The voice belonged to Spc. Joseph Bridges, whose thigh had been shattered and who was about to bleed to death.
Taylor's own pain left him as he scrambled to apply a tourniquet to Bridges' leg. As he worked on Bridges, Taylor told his father he again looked up, where tracers appeared like they were moving in slow motion.
At that moment, another bullet hit Bridges in the jaw, but Taylor continued to hover over him, screaming in Bridges' ear that he wasn't going to die.
By then, the squad was trying to fight its way back to the base, but Taylor convinced his commander that the only way to save Bridges was to find a hospital.
And so they did, and both Bridges and Burk lived to talk about that night when they returned to San Antonio, Texas, to recover from their wounds.
For his bravery, Taylor was awarded a Purple Heart, a Bronze Star and a Combat Medical Badge.
A moment with Dad
When Tim Burk saw his son, Taylor reached into his pocket and pulled out a folded- up white piece of paper containing the Purple Heart he had received, along with the bullet they took out of his foot.
"Let me show you something," Taylor told his dad.
As he unfolded the piece of paper, treating it like Scripture, he wasn't talking about the Purple Heart.
It was a letter from his commander, telling him how proud he was of Taylor, that made him swell with pride.
It was camaraderie and a sense of duty that led Taylor back to Iraq, when everyone else was telling him that he had earned the right to stay home.
"He believed he was the guy who was supposed to patch up his buddies," Tim Burk said.
Taylor Burk died less than three months after he returned to Iraq and shortly after he got word that his unit would be returning to the states.
When Tim Burk first heard Taylor was dead, he said it was "the most horrible, empty feeling you can imagine and then add some more bad stuff on top of that."
He then had to telephone Taylor's other siblings.
"Oh, the pain," Tim said. "Each of them screamed like a knife had gone through their heart."
A prayer before sleeping
Tim said normally he and Kimberly say a prayer before they go to bed, but he said the dark hole he had fallen into was so deep that night that he couldn't find the words.

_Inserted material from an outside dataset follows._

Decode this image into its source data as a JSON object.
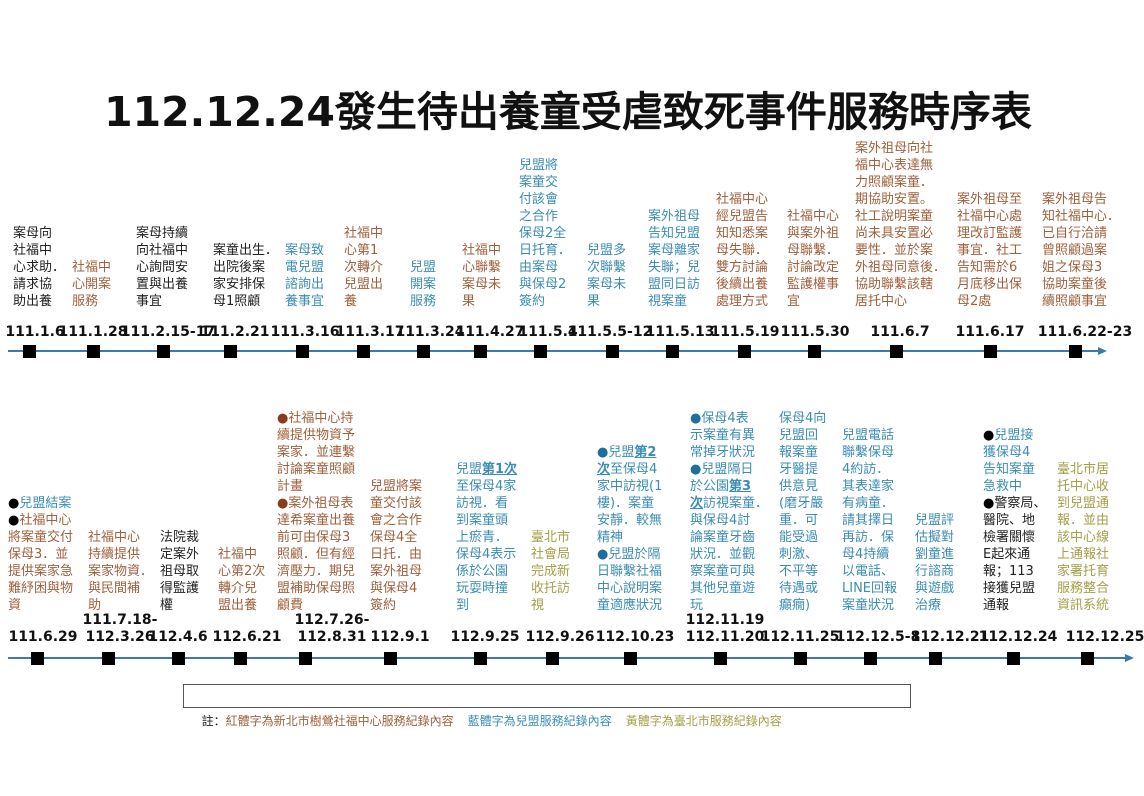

So, as they knelt by their bed, it was Kimberly who spoke.
"Heavenly Father, thank you for Taylor and all the wonderful things he brought to us," she said. "And thank you for making it possible for him to be greeted in the spiritual world by so many loving ancestors."
At that moment, Tim said a beautiful, comfortable feeling came over him, knowing that Taylor was safe.
You never met Taylor Burk, but I hope you never forget him, either.